Nan Maitland, well known in the WFRtDS community and active member of FATE (the Scottish based RtD Society Friends At The End) died last week on March 1rst after an assisted suicide at Dignitas in Zürich, Switzerland.
She was a very active member of Friends At The End for many years. During this time, she wrote excellent book reviews for the FATE Newsletter, organized FATE meetings in London, and advised many individuals, in the UK, on how to travel to Switzerland for a physician-assisted suicide (actually, accompanying one person there in 2005). Since Tokyo, 2004 she was a regular and active participant in all WFRtDS biennial congresses.
About two weeks before, she had written the following message which she asked to be sent to her “Dear Friends and Colleagues in the World Federation of Right to Die Societies” after her death:
“By the time you read this, with the help of FATE and the good Swiss, I will have gone to sleep, never to wake.
“For some time, my life has consisted of more pain than pleasure and over the next months and years the pain will be more and the pleasure less. I have a great feeling of relief that I will have no further need to struggle through each day in dread of what further horrors may lie in wait. For many years, I have feared the long period of decline, sometimes called ‘prolonged dwindling’, that so many people unfortunately experience before they die.

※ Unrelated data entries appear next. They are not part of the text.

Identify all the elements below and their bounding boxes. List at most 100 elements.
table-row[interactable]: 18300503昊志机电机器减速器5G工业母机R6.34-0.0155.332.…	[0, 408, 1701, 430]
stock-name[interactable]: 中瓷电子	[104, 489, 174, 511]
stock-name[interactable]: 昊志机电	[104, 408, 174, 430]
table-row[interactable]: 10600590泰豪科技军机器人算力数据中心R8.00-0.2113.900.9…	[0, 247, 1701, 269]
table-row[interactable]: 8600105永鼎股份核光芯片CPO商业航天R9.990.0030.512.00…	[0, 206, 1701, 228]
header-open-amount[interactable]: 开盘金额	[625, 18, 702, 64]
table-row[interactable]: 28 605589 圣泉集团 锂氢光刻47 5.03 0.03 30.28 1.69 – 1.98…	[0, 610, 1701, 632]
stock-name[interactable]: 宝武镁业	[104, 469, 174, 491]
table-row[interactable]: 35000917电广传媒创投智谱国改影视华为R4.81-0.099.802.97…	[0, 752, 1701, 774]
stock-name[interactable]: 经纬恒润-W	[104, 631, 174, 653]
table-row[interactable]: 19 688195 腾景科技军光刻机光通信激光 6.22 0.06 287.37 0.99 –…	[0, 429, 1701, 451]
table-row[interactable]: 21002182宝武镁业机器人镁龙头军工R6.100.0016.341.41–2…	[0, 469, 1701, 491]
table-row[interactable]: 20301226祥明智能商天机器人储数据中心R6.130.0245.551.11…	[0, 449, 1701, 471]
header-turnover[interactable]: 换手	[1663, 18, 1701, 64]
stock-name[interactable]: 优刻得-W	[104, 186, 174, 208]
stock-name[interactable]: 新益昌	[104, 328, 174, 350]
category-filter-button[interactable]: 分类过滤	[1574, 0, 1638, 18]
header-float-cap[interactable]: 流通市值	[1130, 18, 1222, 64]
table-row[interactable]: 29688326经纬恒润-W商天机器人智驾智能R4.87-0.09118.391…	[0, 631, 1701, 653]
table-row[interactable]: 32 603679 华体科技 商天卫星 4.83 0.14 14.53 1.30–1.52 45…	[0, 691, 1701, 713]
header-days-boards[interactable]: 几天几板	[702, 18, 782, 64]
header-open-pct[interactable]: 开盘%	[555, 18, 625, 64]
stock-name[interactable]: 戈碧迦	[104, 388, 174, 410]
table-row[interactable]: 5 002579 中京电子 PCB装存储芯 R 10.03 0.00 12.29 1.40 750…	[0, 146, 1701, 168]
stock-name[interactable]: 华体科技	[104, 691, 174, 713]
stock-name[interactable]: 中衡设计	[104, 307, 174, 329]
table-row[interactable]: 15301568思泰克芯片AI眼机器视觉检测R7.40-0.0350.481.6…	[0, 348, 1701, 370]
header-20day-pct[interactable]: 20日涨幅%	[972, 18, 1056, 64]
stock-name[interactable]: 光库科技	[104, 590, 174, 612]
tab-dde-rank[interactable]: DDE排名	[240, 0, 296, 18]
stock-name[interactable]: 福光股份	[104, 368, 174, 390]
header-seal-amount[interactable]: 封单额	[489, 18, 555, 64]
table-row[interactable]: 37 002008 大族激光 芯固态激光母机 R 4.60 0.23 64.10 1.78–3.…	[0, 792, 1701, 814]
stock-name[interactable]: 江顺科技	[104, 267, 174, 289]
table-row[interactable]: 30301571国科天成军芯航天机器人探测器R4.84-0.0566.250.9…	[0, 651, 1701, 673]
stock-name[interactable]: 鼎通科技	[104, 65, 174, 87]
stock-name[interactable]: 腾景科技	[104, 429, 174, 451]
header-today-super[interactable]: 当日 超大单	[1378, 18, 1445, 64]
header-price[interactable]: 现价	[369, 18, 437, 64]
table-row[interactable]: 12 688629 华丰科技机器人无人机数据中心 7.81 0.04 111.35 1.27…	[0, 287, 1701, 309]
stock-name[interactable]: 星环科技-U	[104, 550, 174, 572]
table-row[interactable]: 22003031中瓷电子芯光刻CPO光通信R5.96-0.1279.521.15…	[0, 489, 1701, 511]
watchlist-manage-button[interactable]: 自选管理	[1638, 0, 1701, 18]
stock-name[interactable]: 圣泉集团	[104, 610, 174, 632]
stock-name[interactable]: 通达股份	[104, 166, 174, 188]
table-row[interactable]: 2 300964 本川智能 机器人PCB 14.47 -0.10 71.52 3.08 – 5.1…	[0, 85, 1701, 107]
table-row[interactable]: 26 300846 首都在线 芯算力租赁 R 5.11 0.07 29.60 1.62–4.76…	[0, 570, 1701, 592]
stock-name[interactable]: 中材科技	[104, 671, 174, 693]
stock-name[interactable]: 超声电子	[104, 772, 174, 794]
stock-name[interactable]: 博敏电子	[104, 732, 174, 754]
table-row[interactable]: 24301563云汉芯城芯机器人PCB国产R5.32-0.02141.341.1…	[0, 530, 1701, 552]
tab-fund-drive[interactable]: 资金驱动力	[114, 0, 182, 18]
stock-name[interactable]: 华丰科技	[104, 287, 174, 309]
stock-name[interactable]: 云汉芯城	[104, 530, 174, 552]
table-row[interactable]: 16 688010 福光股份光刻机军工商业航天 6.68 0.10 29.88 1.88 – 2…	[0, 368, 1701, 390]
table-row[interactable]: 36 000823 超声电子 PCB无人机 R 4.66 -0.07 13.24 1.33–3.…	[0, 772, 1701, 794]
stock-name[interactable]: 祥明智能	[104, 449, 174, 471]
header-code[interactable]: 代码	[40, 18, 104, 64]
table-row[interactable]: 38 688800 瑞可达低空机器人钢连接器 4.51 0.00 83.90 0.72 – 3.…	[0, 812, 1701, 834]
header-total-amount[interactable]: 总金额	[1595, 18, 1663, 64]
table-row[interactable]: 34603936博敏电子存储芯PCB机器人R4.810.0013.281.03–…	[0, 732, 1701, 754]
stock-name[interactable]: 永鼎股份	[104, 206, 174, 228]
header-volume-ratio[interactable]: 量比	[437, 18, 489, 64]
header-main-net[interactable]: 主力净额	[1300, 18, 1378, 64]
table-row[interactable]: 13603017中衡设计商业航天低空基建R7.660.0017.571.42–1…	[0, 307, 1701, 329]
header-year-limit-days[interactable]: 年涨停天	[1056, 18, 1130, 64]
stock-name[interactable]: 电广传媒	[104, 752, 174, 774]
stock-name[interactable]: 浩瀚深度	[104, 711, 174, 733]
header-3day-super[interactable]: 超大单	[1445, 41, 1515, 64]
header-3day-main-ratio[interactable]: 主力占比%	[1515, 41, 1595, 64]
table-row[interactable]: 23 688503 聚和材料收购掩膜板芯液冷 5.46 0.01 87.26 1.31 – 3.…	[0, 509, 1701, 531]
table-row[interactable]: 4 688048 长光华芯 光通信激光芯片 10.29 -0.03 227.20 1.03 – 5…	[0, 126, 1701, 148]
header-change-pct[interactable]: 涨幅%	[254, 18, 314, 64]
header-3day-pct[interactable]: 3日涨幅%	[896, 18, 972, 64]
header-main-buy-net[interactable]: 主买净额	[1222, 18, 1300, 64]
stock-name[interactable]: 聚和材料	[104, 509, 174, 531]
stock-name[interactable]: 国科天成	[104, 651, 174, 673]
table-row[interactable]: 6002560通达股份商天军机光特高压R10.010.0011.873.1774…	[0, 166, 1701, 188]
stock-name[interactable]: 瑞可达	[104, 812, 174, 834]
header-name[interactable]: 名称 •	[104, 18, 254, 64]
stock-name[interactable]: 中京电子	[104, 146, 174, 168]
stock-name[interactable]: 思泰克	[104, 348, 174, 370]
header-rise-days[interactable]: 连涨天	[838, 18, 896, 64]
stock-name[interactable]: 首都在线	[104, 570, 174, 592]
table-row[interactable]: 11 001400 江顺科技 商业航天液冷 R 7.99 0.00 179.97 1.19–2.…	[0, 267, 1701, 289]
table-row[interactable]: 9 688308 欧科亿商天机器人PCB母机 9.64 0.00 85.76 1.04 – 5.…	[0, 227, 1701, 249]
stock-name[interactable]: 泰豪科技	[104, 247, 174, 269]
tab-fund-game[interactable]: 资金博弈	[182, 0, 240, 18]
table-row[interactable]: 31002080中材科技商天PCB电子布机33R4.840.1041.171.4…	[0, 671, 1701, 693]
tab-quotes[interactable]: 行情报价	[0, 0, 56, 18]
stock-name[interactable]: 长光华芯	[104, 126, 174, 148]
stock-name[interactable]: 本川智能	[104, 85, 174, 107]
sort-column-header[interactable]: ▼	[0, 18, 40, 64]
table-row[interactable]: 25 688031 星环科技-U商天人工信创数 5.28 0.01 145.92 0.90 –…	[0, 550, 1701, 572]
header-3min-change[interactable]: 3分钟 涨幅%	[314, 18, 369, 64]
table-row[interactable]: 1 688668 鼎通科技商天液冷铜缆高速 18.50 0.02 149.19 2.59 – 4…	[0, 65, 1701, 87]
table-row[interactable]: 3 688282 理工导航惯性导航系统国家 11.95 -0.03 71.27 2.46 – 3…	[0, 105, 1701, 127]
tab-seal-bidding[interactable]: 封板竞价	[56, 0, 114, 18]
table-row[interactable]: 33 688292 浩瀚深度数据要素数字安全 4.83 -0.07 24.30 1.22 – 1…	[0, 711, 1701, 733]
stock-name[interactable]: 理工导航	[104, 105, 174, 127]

“Please be happy for me that I have been able to escape from this, for me, unbearable future. I have had a wonderful life, and the great good fortune to die at a time of my own choosing, and in the good company of two FATE colleagues. With my death, on March 1st, I feel I am fully accepting the concept of ‘old age rational suicide’ which I have been very pleased to promote, especially in the past fifteen months.
“Being active in the right-to-die movement, both in the UK and globally, has been an enormously important part of my life in the last few years. My first World Federation conference was in Tokyo in 2004. Then, and later in Toronto, Strasbourg, Paris, Frankfurt and Melbourne, it has been wonderful and inspiring to meet so many amazing people who have been determined, often in the face of great odds, to help others to a peaceful, pain-free death. I really hope that everybody’s important and vital efforts will continue, and result in legalized assisted dying becoming a reality in many more areas of the world in the coming years.
“Best wishes, Nan Maitland”
She was a stalwart for change and died as she chose – although all of us are sure she would have preferred to have had the possibility to die in her own home.